Впрочем, отъелись, встряхнулись, отогрелись, поставили горшок с красным бальзамином на окно, запели простые песни, талию вернули на место. Расчесали отросшие кудри, щипцами завили покруче, на такие-то локоны хорошо бы синий бархатный бант. Но бант — для красавиц и на праздники, в банте все же есть что-то вызывающее, разнузданное, не правда ли? — обычная же гражданка, на трамвае едущая в учреждение наравне с мужчинами, — и нет Жука, чтобы обеспокоиться тяготами ежедневного путешествия, разрушительного для здоровья, — обычная гражданка надевает берет.
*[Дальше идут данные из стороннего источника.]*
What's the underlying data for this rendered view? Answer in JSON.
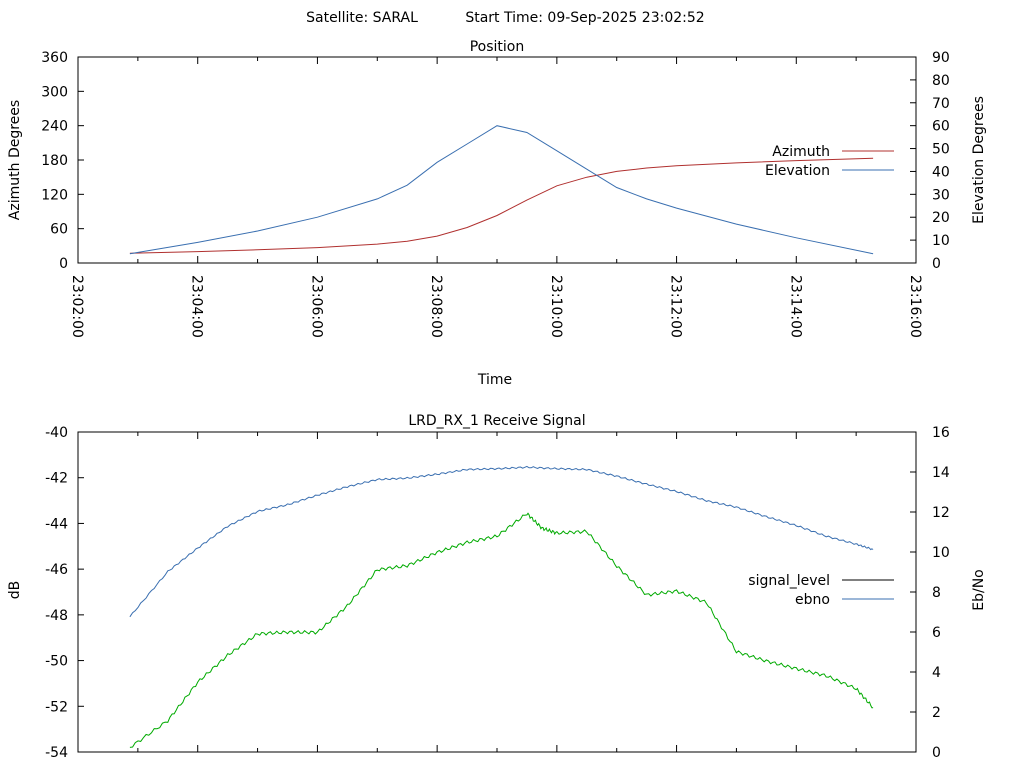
{
  "header": {
    "satellite": "Satellite: SARAL",
    "start_time": "Start Time: 09-Sep-2025 23:02:52"
  },
  "colors": {
    "azimuth": "#b0302f",
    "elevation": "#3a6fb0",
    "signal_level": "#00aa00",
    "ebno": "#3a6fb0"
  },
  "chart_data": [
    {
      "type": "line",
      "title": "Position",
      "xlabel": "Time",
      "ylabel": "Azimuth Degrees",
      "y2label": "Elevation Degrees",
      "xlim": [
        "23:02:00",
        "23:16:00"
      ],
      "x_ticks": [
        "23:02:00",
        "23:04:00",
        "23:06:00",
        "23:08:00",
        "23:10:00",
        "23:12:00",
        "23:14:00",
        "23:16:00"
      ],
      "ylim": [
        0,
        360
      ],
      "y_ticks": [
        "0",
        "60",
        "120",
        "180",
        "240",
        "300",
        "360"
      ],
      "y2lim": [
        0,
        90
      ],
      "y2_ticks": [
        "0",
        "10",
        "20",
        "30",
        "40",
        "50",
        "60",
        "70",
        "80",
        "90"
      ],
      "legend_position": "right",
      "series": [
        {
          "name": "Azimuth",
          "axis": "y",
          "x": [
            "23:02:52",
            "23:04:00",
            "23:05:00",
            "23:06:00",
            "23:07:00",
            "23:07:30",
            "23:08:00",
            "23:08:30",
            "23:09:00",
            "23:09:30",
            "23:10:00",
            "23:10:30",
            "23:11:00",
            "23:11:30",
            "23:12:00",
            "23:13:00",
            "23:14:00",
            "23:15:17"
          ],
          "y": [
            17,
            20,
            23,
            27,
            33,
            38,
            47,
            62,
            83,
            110,
            135,
            150,
            160,
            166,
            170,
            175,
            179,
            183
          ]
        },
        {
          "name": "Elevation",
          "axis": "y2",
          "x": [
            "23:02:52",
            "23:04:00",
            "23:05:00",
            "23:06:00",
            "23:07:00",
            "23:07:30",
            "23:08:00",
            "23:08:30",
            "23:09:00",
            "23:09:30",
            "23:10:00",
            "23:10:30",
            "23:11:00",
            "23:11:30",
            "23:12:00",
            "23:13:00",
            "23:14:00",
            "23:15:17"
          ],
          "y": [
            4,
            9,
            14,
            20,
            28,
            34,
            44,
            52,
            60,
            57,
            49,
            41,
            33,
            28,
            24,
            17,
            11,
            4
          ]
        }
      ]
    },
    {
      "type": "line",
      "title": "LRD_RX_1 Receive Signal",
      "ylabel": "dB",
      "y2label": "Eb/No",
      "xlim": [
        "23:02:00",
        "23:16:00"
      ],
      "ylim": [
        -54,
        -40
      ],
      "y_ticks": [
        "-40",
        "-42",
        "-44",
        "-46",
        "-48",
        "-50",
        "-52",
        "-54"
      ],
      "y2lim": [
        0,
        16
      ],
      "y2_ticks": [
        "0",
        "2",
        "4",
        "6",
        "8",
        "10",
        "12",
        "14",
        "16"
      ],
      "legend_position": "right",
      "series": [
        {
          "name": "signal_level",
          "axis": "y",
          "x": [
            "23:02:52",
            "23:03:30",
            "23:04:00",
            "23:04:30",
            "23:05:00",
            "23:05:30",
            "23:06:00",
            "23:06:30",
            "23:07:00",
            "23:07:30",
            "23:08:00",
            "23:08:30",
            "23:09:00",
            "23:09:30",
            "23:09:45",
            "23:10:00",
            "23:10:30",
            "23:11:00",
            "23:11:30",
            "23:12:00",
            "23:12:30",
            "23:13:00",
            "23:13:30",
            "23:14:00",
            "23:14:30",
            "23:15:00",
            "23:15:17"
          ],
          "y": [
            -53.8,
            -52.6,
            -51.0,
            -49.7,
            -48.9,
            -48.7,
            -48.8,
            -47.6,
            -46.0,
            -45.9,
            -45.2,
            -44.9,
            -44.5,
            -43.6,
            -44.2,
            -44.4,
            -44.4,
            -45.8,
            -47.2,
            -46.9,
            -47.5,
            -49.6,
            -50.0,
            -50.4,
            -50.6,
            -51.3,
            -52.0
          ]
        },
        {
          "name": "ebno",
          "axis": "y2",
          "x": [
            "23:02:52",
            "23:03:30",
            "23:04:00",
            "23:04:30",
            "23:05:00",
            "23:05:30",
            "23:06:00",
            "23:06:30",
            "23:07:00",
            "23:07:30",
            "23:08:00",
            "23:08:30",
            "23:09:00",
            "23:09:30",
            "23:10:00",
            "23:10:30",
            "23:11:00",
            "23:11:30",
            "23:12:00",
            "23:12:30",
            "23:13:00",
            "23:13:30",
            "23:14:00",
            "23:14:30",
            "23:15:00",
            "23:15:17"
          ],
          "y": [
            6.8,
            9.0,
            10.2,
            11.3,
            12.0,
            12.4,
            12.8,
            13.3,
            13.6,
            13.7,
            13.9,
            14.1,
            14.2,
            14.2,
            14.2,
            14.1,
            13.8,
            13.4,
            13.0,
            12.6,
            12.2,
            11.8,
            11.3,
            10.8,
            10.4,
            10.1
          ]
        }
      ]
    }
  ]
}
Берет — та же каска, только мягкая, смягчившаяся, уступившая и отступившая, уменьшившаяся в размерах, податливая. Хочешь — сдвинь его на затылок, хочешь — спусти на один глаз, притворись загадочной, сделай вид, что еще не прозрела, еще ничего не понимаешь. Хочешь — распуши волосы с обеих сторон, не нравится — забери их под тугой ободок, подними воротник пальто, папиросу в зубы. Ветер дует в спину, ветер разметал старые империи Европы и Азии, то ли еще будет! Будет нехорошо.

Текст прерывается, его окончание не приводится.